The geopolitical jitters also triggered a surge in the market price of assets perceived as “safe havens” such as gold, the Japanese yen and US, with the market price for gold rose to a near seven-year high of $1,575 an ounce last Monday.
However, despite the initial shock, evidence suggests that oil prices are stabilising. The graph below shows West Texas Intermediate (WTI) crude (a grade of crude oil used as a benchmark in oil pricing) closed at $59.56 a barrel on Thursday, around the same price as where it traded a month ago.
This subdued response to geopolitical tensions in the Middle East may seem surprising considering previous crises which resulted in greater disruptions of the oil market. Take the August 1990 Iraqi invasion of Kuwait for example. It resulted in a surge in the price of oil from $15 a barrel that month to $40 by October ($65.68 adjusted for inflation as of 2019). The lead-up to the U.S. invasion of Iraq in February 2003 led to a spike in prices to nearly $40 a barrel, or around $55 in today’s money.
Why was the response to oil prices so muted compared to previous years? One key reason that geopolitically-driven oil price swings are now more subdued can be attributed to the stabilising effect of US shale oil production on global oil supplies. The US will drive global oil supply growth over the next five years, overtaking Russia and challenging Saudi Arabia as the world’s leading oil producer according to the International Energy Agency’s 2019 oil market forecast. Although the rate of growth in global demand for oil is set to slow as China moves steadily more towards renewable energy sources, the US shale industry will likely boost the nation to the number one supplier position. Its stellar growth in under a decade is partly due to the US shale industry.s ability to quickly respond to price signals by scaling up production, whilst also producing a lighter crude oil which is easier to refine. US oil production grew by 2.2 million barrels a day last year and is set to account for 70% of the total increase in global oil capacity between now and 2024, in what the IEA calls “the second wave of the US shale revolution”.
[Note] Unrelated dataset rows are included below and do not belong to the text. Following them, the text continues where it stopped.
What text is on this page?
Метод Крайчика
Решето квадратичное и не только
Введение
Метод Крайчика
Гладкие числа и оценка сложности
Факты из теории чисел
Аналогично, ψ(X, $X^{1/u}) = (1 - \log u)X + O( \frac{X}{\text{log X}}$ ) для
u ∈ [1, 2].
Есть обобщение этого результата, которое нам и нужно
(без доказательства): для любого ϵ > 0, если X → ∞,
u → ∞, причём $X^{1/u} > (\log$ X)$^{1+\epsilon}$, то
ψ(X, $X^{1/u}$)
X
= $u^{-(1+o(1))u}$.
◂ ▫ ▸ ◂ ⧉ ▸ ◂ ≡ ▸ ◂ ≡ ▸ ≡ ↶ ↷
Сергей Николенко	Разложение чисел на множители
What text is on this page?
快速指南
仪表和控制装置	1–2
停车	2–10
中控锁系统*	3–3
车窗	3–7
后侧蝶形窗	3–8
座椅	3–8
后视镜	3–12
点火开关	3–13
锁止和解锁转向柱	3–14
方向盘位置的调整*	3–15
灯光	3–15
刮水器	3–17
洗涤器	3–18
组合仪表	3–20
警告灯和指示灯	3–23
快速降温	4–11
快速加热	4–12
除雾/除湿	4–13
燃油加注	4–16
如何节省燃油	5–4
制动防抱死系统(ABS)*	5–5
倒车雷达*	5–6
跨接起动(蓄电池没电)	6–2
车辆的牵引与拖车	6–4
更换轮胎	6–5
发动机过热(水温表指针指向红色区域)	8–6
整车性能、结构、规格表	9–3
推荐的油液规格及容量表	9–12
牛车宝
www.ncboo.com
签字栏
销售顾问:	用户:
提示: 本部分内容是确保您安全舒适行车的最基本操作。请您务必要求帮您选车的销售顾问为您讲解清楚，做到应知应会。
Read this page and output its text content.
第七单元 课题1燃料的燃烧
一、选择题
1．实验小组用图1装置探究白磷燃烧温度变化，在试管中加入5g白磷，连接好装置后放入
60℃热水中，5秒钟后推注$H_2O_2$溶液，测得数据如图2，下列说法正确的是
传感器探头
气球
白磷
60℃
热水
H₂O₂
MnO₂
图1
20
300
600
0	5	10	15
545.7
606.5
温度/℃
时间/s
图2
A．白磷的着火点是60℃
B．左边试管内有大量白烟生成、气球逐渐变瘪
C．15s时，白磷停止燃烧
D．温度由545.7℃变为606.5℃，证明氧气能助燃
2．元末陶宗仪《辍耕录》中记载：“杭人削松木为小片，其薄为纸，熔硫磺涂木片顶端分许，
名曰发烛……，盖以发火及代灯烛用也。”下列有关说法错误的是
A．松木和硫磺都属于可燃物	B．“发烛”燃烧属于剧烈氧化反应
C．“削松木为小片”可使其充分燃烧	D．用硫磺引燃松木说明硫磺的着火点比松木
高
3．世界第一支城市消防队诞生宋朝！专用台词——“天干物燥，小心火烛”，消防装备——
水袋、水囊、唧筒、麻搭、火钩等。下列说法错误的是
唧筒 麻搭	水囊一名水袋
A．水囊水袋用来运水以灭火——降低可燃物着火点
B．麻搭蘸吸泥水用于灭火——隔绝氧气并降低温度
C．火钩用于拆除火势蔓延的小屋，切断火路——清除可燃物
The impressive growth of shale has pronounced global ramifications, as it has introduced a significant counterweight to the market heavily dominated by Middle Eastern players, and it helps to absorb disruptive events. For example, back in September, when missiles and drones apparently launched from Iran hit oil processing facilities in Saudi Arabia, crude prices surged immediately before falling back, thanks to the slack created in the market by increased supply from the US. Thus far, the oil market’s response to the US killing of Soleimani has been similar, as characterised by a brief spike followed by a return to pre-crisis levels a few days later.
As a result, the United States has become less reliant on imported oil, while members of the OPEC oil cartel, have curbed production. As seen in the chart below, US monthly crude oil exports have exploded since 2012, while imports steadily declined.
But a decreased reliance on foreign oil helps create some room for the US government to act more aggressively in the Middle East than it could in years past. Perhaps rather worryingly, Google Trends saw a spike of people searching “World War 3” just hours after Solemani was shot dead – with the US’s relative oil independence, let’s just hope Trump doesn’t use this as a chance to push a trigger.